Tendo em vista que hoje o turbocompressor é praticamente onipresente nos motores Diesel veiculares tanto em aplicações leves quanto pesadas, e também uma maior integração destes com uma variedade de sistemas híbridos que inclui desde uma variação do BAS-Hybrid já usada pela Maruti-Suzuki na Índia até outros mais sofisticados como o usado nos ônibus Volvo híbridos que já rodam inclusive no Brasil, o controle mais efetivo da rotação do turbo se revelaria particularmente benéfico em função da operação intermitente que o motor Diesel encontraria num veículo híbrido operando em condições de tráfego urbano pesado. Já em comparação aos híbridos movidos a gasolina que são constantemente tratados como antagônicos ao Diesel na disputa pelo mercado de veículos "ecológicos" e na maioria das vezes seguem com motores naturalmente aspirados, a recuperação de energia mais intensa através do turbo é uma vantagem que não convém descartar, principalmente quando o uso rodoviário ocorrer numa frequência mais significativa para a qual a atual geração de híbridos que prioriza a recuperação de energia cinética por meio da "frenagem regenerativa" não é otimizada. Portanto, apesar da complexidade ser alegada como um dos pretextos para a eventual eliminação do MGU-H na Fórmula 1 juntamente com a redução no nível de ruídos que desagrada alguns entusiastas, na prática esse recurso não parece estar tão fora de contexto e teria boas perspectivas para ser difundido em modelos de produção seriada diante da crescente participação de mercado dos veículos híbridos.

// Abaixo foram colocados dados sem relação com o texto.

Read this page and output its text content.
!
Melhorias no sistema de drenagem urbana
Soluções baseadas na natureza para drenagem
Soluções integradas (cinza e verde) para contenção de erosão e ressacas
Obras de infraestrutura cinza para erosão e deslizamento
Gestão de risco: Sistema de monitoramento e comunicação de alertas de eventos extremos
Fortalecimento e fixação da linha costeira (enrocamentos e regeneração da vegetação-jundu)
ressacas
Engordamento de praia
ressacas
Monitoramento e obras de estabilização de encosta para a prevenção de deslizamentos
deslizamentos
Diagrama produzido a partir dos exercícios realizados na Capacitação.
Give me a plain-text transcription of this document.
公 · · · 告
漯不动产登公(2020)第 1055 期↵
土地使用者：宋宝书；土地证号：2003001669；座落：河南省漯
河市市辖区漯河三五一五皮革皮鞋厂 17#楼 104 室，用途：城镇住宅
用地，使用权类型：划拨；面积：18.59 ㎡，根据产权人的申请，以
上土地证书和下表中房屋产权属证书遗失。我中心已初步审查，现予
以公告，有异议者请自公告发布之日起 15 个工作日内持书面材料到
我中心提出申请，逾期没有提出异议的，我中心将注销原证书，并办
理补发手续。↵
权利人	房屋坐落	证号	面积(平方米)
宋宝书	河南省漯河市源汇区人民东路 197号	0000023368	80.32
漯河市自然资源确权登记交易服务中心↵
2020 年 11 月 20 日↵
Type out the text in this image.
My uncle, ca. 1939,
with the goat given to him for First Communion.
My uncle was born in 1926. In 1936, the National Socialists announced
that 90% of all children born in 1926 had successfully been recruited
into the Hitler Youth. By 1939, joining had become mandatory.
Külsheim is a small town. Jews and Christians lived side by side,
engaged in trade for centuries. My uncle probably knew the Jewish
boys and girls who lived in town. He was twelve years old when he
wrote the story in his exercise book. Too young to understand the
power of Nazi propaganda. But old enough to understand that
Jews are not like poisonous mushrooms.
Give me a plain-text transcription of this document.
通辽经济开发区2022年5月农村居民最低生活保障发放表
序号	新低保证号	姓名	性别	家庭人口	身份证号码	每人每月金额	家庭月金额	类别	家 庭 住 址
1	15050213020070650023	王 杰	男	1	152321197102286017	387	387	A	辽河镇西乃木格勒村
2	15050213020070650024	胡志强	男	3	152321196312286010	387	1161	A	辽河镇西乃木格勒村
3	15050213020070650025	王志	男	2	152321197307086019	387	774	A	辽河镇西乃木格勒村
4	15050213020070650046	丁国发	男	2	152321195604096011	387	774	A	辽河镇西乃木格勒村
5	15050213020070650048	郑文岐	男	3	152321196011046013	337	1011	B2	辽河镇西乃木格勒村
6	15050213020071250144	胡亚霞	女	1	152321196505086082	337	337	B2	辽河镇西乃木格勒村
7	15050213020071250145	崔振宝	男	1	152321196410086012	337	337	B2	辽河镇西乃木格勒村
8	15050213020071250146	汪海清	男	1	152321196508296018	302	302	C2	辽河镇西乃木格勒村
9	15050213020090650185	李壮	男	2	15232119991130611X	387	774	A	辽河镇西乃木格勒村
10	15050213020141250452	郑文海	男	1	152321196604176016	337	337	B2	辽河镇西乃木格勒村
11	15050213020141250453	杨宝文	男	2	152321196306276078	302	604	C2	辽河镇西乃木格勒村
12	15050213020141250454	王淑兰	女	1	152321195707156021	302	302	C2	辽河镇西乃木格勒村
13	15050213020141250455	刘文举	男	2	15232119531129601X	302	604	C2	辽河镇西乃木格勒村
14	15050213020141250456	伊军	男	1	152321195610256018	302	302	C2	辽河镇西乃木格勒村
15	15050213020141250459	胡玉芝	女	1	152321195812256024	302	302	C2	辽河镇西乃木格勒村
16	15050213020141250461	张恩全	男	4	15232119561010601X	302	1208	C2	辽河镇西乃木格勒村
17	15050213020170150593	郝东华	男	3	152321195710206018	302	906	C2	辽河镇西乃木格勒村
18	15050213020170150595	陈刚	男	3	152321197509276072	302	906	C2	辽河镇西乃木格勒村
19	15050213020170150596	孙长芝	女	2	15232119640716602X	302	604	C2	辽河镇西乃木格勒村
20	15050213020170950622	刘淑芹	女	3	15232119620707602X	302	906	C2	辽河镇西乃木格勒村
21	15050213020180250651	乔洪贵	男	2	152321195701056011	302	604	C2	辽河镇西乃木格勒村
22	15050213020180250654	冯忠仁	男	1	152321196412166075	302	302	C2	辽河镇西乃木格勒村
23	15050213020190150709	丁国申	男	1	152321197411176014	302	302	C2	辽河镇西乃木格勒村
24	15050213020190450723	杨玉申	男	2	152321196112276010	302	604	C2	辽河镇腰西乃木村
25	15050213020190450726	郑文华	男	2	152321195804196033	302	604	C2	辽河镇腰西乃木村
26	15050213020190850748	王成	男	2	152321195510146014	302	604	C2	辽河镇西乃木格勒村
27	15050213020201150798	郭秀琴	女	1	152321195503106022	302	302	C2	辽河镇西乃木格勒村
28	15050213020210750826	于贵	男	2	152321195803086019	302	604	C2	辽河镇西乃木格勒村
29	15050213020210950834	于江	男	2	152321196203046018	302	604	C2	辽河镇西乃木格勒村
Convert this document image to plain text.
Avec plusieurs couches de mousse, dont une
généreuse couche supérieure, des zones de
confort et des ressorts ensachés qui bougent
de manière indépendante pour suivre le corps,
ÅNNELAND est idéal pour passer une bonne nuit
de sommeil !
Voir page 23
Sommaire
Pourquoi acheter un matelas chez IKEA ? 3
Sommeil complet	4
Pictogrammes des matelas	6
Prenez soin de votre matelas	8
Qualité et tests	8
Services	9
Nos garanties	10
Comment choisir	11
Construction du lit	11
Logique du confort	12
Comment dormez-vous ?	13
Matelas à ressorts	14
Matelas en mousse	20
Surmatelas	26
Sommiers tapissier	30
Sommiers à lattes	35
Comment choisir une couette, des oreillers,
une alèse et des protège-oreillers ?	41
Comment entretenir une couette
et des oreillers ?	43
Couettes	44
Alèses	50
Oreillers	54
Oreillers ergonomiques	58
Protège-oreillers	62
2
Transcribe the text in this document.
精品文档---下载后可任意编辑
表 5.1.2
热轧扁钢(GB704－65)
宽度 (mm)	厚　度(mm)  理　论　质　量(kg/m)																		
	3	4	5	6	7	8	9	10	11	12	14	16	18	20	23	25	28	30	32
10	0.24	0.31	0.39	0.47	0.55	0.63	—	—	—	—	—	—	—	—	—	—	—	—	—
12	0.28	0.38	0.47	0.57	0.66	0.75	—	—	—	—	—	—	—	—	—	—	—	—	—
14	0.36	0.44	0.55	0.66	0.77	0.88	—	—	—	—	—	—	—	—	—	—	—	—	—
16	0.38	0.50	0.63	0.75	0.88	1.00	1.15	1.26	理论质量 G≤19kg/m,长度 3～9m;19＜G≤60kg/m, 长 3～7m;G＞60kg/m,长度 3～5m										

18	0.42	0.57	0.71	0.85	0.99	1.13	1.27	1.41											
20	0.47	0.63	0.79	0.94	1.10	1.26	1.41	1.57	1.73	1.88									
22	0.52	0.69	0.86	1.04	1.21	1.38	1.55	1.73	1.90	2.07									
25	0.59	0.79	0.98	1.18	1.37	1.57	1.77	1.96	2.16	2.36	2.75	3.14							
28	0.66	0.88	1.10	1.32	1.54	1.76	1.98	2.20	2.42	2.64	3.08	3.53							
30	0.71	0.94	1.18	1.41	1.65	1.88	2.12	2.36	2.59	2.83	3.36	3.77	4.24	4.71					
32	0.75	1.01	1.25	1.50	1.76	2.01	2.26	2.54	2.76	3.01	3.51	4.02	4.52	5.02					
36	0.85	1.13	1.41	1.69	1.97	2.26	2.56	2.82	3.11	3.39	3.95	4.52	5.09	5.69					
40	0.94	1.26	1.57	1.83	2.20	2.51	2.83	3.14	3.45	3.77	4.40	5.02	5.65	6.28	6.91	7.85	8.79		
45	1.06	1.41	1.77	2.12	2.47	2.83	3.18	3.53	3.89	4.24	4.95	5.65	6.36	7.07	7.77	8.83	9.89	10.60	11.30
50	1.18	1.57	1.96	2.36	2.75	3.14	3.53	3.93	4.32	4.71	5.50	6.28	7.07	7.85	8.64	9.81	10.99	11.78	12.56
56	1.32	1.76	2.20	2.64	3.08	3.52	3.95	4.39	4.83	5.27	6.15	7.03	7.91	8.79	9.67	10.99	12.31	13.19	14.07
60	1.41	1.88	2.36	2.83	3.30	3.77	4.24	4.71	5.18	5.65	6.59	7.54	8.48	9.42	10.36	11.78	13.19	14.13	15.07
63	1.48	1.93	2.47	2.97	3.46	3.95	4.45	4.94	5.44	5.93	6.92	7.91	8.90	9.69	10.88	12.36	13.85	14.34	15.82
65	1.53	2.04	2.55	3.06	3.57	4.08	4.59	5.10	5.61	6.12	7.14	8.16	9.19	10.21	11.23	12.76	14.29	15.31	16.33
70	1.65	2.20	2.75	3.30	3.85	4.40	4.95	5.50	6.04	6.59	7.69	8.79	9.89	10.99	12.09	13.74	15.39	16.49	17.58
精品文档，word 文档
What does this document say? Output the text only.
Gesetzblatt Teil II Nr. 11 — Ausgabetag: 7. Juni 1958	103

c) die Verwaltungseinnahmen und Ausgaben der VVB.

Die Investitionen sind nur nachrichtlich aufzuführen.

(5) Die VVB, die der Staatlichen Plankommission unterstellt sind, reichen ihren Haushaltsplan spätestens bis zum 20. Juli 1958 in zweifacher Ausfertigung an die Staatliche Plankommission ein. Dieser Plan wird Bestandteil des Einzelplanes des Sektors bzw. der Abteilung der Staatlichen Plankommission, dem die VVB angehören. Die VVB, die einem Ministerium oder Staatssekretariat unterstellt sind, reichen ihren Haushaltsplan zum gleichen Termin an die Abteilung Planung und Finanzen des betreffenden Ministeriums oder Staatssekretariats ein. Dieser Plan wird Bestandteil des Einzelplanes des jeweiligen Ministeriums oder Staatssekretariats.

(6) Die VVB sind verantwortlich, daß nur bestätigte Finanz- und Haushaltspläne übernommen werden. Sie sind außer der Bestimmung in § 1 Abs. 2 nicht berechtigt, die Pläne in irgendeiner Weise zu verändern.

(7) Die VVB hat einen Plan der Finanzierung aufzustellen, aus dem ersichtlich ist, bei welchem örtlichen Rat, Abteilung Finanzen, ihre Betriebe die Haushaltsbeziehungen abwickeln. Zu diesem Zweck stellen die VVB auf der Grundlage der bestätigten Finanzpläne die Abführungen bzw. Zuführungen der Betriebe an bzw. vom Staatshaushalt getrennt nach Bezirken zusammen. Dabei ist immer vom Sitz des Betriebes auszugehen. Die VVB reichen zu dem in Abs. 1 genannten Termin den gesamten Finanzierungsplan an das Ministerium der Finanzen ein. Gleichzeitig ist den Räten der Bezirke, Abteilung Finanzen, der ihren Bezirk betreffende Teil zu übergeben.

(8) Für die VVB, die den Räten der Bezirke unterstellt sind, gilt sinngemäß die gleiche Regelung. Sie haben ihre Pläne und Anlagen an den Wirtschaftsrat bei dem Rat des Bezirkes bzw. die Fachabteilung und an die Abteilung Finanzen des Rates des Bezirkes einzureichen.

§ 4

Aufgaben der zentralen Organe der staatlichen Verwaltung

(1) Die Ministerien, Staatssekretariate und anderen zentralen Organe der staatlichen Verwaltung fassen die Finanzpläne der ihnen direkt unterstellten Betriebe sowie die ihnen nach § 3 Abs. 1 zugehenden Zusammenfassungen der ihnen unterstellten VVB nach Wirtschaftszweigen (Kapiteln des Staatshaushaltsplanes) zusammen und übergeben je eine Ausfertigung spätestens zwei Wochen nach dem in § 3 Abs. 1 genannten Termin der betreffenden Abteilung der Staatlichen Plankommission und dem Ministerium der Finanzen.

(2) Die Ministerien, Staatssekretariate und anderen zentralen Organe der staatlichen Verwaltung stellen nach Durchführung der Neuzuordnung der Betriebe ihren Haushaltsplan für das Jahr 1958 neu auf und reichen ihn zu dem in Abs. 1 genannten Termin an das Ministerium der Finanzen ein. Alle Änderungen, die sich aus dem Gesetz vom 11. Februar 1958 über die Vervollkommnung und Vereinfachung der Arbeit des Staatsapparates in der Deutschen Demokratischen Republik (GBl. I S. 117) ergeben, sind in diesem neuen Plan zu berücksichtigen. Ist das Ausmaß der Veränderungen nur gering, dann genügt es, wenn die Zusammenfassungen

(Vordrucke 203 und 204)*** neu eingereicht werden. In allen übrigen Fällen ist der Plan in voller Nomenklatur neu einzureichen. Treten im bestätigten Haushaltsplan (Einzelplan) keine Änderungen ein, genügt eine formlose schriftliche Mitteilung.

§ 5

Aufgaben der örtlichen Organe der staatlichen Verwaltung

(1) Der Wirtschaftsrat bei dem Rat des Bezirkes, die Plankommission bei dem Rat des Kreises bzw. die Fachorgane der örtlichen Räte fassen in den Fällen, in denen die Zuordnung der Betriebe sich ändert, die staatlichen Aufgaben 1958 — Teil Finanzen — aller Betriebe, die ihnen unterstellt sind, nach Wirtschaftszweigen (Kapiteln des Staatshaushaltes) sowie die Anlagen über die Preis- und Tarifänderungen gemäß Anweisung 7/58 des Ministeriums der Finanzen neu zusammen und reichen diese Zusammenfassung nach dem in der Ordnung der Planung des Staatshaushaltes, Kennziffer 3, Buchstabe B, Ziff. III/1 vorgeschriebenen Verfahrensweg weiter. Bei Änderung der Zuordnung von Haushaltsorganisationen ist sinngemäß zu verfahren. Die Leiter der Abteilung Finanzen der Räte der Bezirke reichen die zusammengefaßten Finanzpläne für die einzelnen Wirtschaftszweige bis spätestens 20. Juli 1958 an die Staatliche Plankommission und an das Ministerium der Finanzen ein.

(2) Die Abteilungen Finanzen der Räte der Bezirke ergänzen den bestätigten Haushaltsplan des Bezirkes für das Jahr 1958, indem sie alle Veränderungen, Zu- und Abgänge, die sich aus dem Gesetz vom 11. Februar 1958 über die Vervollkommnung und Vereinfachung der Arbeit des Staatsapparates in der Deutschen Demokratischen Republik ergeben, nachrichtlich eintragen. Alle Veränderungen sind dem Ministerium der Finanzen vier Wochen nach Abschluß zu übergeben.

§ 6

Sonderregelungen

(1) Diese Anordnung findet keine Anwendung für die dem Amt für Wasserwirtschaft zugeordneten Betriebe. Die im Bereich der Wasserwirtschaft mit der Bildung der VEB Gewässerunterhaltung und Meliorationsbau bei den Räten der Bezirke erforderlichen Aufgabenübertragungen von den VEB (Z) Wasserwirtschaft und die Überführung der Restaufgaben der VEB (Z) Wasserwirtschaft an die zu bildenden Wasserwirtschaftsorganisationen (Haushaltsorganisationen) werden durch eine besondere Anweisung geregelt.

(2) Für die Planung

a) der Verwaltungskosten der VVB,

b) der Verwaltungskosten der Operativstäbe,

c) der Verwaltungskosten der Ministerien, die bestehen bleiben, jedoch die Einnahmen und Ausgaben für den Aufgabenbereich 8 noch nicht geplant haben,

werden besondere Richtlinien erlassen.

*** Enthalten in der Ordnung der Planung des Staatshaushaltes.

No tocante aos biocombustíveis, parece oportuno destacar que o controle mais preciso da velocidade da massa rotativa do turbocompressor pode proporcionar desde uma maior facilidade para estabilizar mais rapidamente a temperatura logo após a partida a frio que seria especialmente benéfica para o uso direto de óleos vegetais como combustível alternativo num motor Diesel, de modo a proporcionar uma queima mais completa da glicerina naturalmente contida no óleo e evitando a polimerização e acúmulo de sedimentos polimerizados dentro do motor, até emular uma variação da taxa de compressão num motor "flex" de ignição por faísca para explorar melhor a resistência à pré-ignição mais alta que tanto o etanol quanto o gás natural apresentam em comparação à gasolina. Vale lembrar daquele projeto que a Bosch apresentou em 2004 usando como mula de testes um Volkswagen Polo que teve um turbocompressor adaptado ao motor EA-111 de 1.6L com controle da pressurização de acordo com o combustível em uso, aumentando gradativamente (tomando como referência a pressão atmosférica) esse parâmetro. Sem dúvidas, ficaria ainda mais interessante um sistema desses caso o MGU-H fosse incluído, principalmente hoje que o futuro do etanol volta a ser uma pauta relevante à medida que o uso do milho como matéria-prima avança no Centro-Oeste e passa a ser uma alternativa para estabilizar os preços durante a entressafra da cana de açúcar.

A importância da Fórmula 1 como vitrine de novas tecnologias a serem futuramente incorporadas nos veículos de produção em série sofreu de fato um impacto à medida que a tração elétrica começou a angariar entusiastas, inclusive entre aqueles que pura e simplesmente preferem condenar o motor de combustão interna como "vilão" do meio-ambiente. A discussão em torno do MGU-H é, portanto, um bom pretexto para resgatar a relevância da categoria como um expoente máximo do desenvolvimento de motores. Enfim, descartar esse dispositivo seria um desserviço ao progresso da engenharia.